In Live-Mitschnitten sieht man, wie er für seinen fetten Klang eine Gibson Les Paul benutzte. Musikalisch schien es also zu passen, dennoch verließ Cease die Band nach nur einem Album. Bis hierher wurden viele Referenzen genannt, und der Einfluss von klassischen Acts wie den Faces, The Rolling Stones (R.I.P Mr. Watts) bis zu Aerosmith war nicht zu überhören. Für manche puristischen Musik-Fans vielleicht ein Kritikpunkt. Doch wer sich von der Energie der Aufnahmen anstecken ließ, der spürte, dass hier Songwriting und Sound einfach stimmten. Und der soulige und von Blues getränkte Crowes-Rock traf den Nerv der Zeit: In der Heimat erreichte das Debüt einen Rang 4.
Die satten und meist angezerrten Gitarren-Klänge, die sich absetzten von den Sounds der 80er-Hair-Metal-Abteilung, nahmen zugleich jene Rückbesinnung auf die Sounds der 60er und 70er vorweg, die kurze Zeit später von den wesentlich härteren Grunge-Rockern wie Nirvana oder Soundgarden gepflegt wurde. Rich Robinson betonte in Interviews stets, dass er sich eher als Rhythmusgitarrist und Songwriter verstehe.
Er setzte auf dem ersten Album laut eigener Aussage eine blonde 68er Fender Tele, eine 68er Gibson Les Paul Goldtop mit Bigsby-Vibrato und die 53er Martin D-28 Acoustic seines Vaters ein. Die Goldtop besaß in der Stegposition einen DiMarzio-Humbucker und am Hals einen P90-Tonabnehmer. Neben der Standard-Stimmung verwendete er Open-Tunings wie Open G, Open A oder Open B. Rich teilte sich mit Cease auch das Slide-Spiel. Auf der ersten Tour spielte Robinson alte Fender-Blackface-Showman- und damals neue Marshall-Silver-Jubilee-Amps.

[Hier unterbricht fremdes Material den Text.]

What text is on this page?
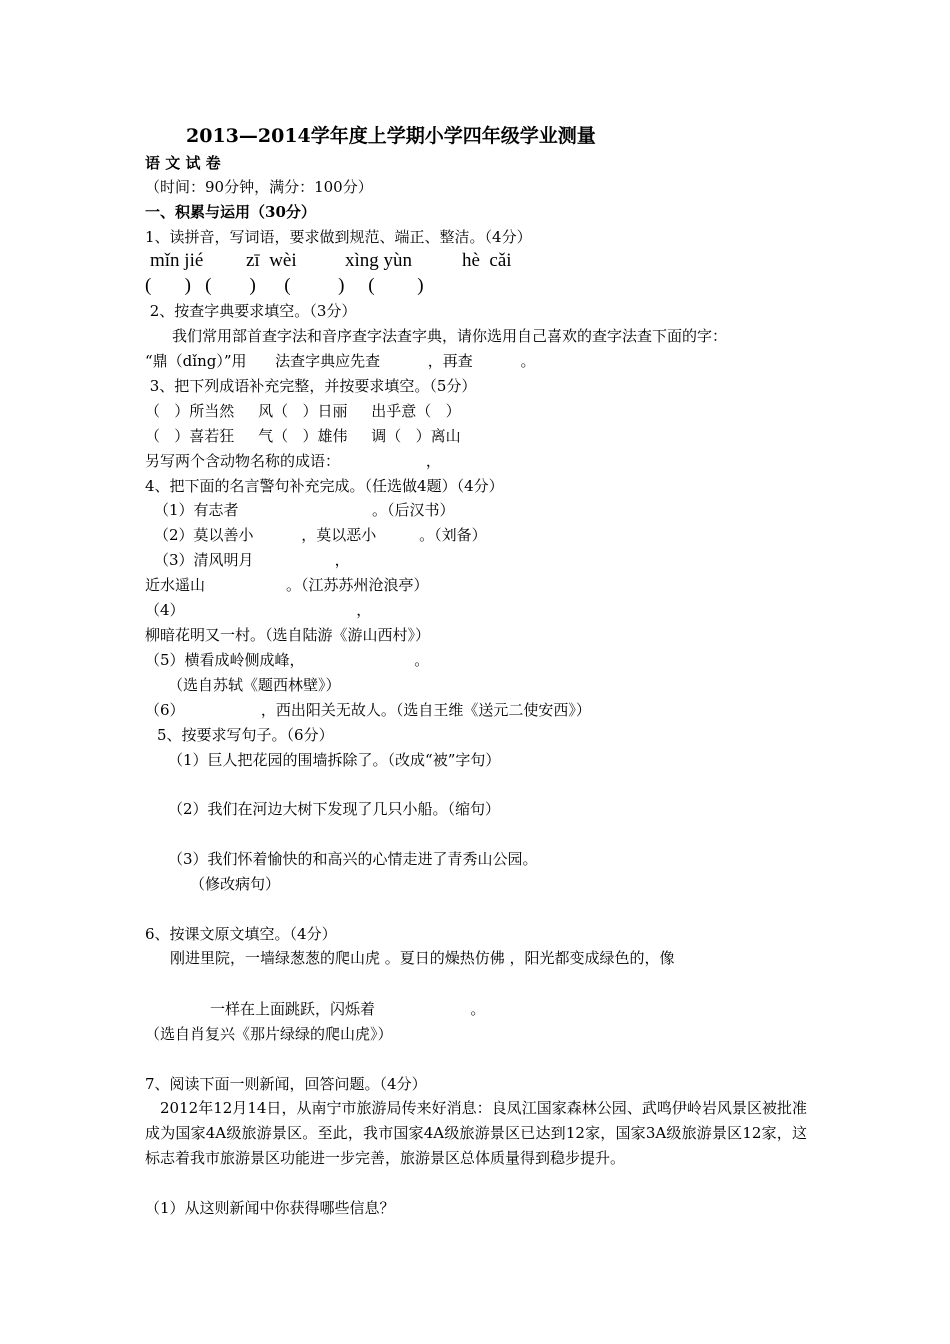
2013—2014学年度上学期小学四年级学业测量
语 文 试 卷
（时间：90分钟，满分：100分）
一、积累与运用（30分）
1、读拼音，写词语，要求做到规范、端正、整洁。（4分）
mǐn jié zī  wèi	xìng yùn	hè  cǎi
(       )   (        )      (          )     (         )
2、按查字典要求填空。（3分）
我们常用部首查字法和音序查字法查字典，请你选用自己喜欢的查字法查下面的字：
“鼎（dǐng）”用      法查字典应先查          ，再查          。
3、把下列成语补充完整，并按要求填空。（5分）
（   ）所当然     风（   ）日丽     出乎意（   ）
（   ）喜若狂     气（   ）雄伟     调（   ）离山
另写两个含动物名称的成语：                  ，
4、把下面的名言警句补充完成。（任选做4题）（4分）
（1）有志者                            。（后汉书）
（2）莫以善小          ，莫以恶小         。（刘备）
（3）清风明月                 ，
近水遥山                 。（江苏苏州沧浪亭）
（4）                                    ，
柳暗花明又一村。（选自陆游《游山西村》）
（5）横看成岭侧成峰，                       。
（选自苏轼《题西林壁》）
（6）                ，西出阳关无故人。（选自王维《送元二使安西》）
5、按要求写句子。（6分）
（1）巨人把花园的围墙拆除了。（改成“被”字句）
（2）我们在河边大树下发现了几只小船。（缩句）
（3）我们怀着愉快的和高兴的心情走进了青秀山公园。
（修改病句）
6、按课文原文填空。（4分）
刚进里院，一墙绿葱葱的爬山虎 。夏日的燥热仿佛 ，阳光都变成绿色的，像
一样在上面跳跃，闪烁着                    。
（选自肖复兴《那片绿绿的爬山虎》）
7、阅读下面一则新闻，回答问题。（4分）
2012年12月14日，从南宁市旅游局传来好消息：良凤江国家森林公园、武鸣伊岭岩风景区被批准成为国家4A级旅游景区。至此，我市国家4A级旅游景区已达到12家，国家3A级旅游景区12家，这标志着我市旅游景区功能进一步完善，旅游景区总体质量得到稳步提升。
（1）从这则新闻中你获得哪些信息？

Die Entstehung von ,Shake Your Money Maker‘ muss ein ziemlicher Kraftakt gewesen sein, wie Chris Robinson im Mai dem US-Magazin Guitar World erzählte: „Zu dieser Zeit waren wir noch ziemlich punkrockig und straßenorientiert. Wir nahmen keine Drogen damals – wir hatten kein Geld. Es ging nur um die Platte. Du hast noch in der alten Art und Weise aufgenommen, so gab es etwa kein Pro Tools. Wir spielten ,Twice As Hard‘ dreißigmal um es richtig hinzukriegen.“
Diese Underdog-Attitüde spiegelte sich dann auch bei der Tour mit ZZ Top. Die Probleme begannen als der Frontmann die Show regelmäßig mit dem Satz „Das ist Live-Rock’n’Roll, den wir Ihnen werbefrei präsentieren“ eröffnete. Hinzu kamen auf der Bühne weitere kritische Bemerkungen über den Tour-Sponsor, die Miller Brewing Company. Nach einem Konzert im März 1991 wurden The Black Crowes gefeuert und durch Bryan Adams ersetzt. Dennoch lief es gut für die Newcomer mit dem alten Sound. Nach einer Tour unter eigenem Namen war man Teil der „Monsters Of Rock“-Shows mit AC/DC, Metallica, Mötley Crüe und Queensrÿche.
Ab 2022 wollen die Robinson-Brüder, die jahrelang zerstritten waren, mit neuer Band um die Welt touren und zum dreißigsten Jubiläum ihr wegweisendes Debütalbum in voller Länge spielen – die ursprünglichen Tour-Termine für Deutschland wurden verlegt.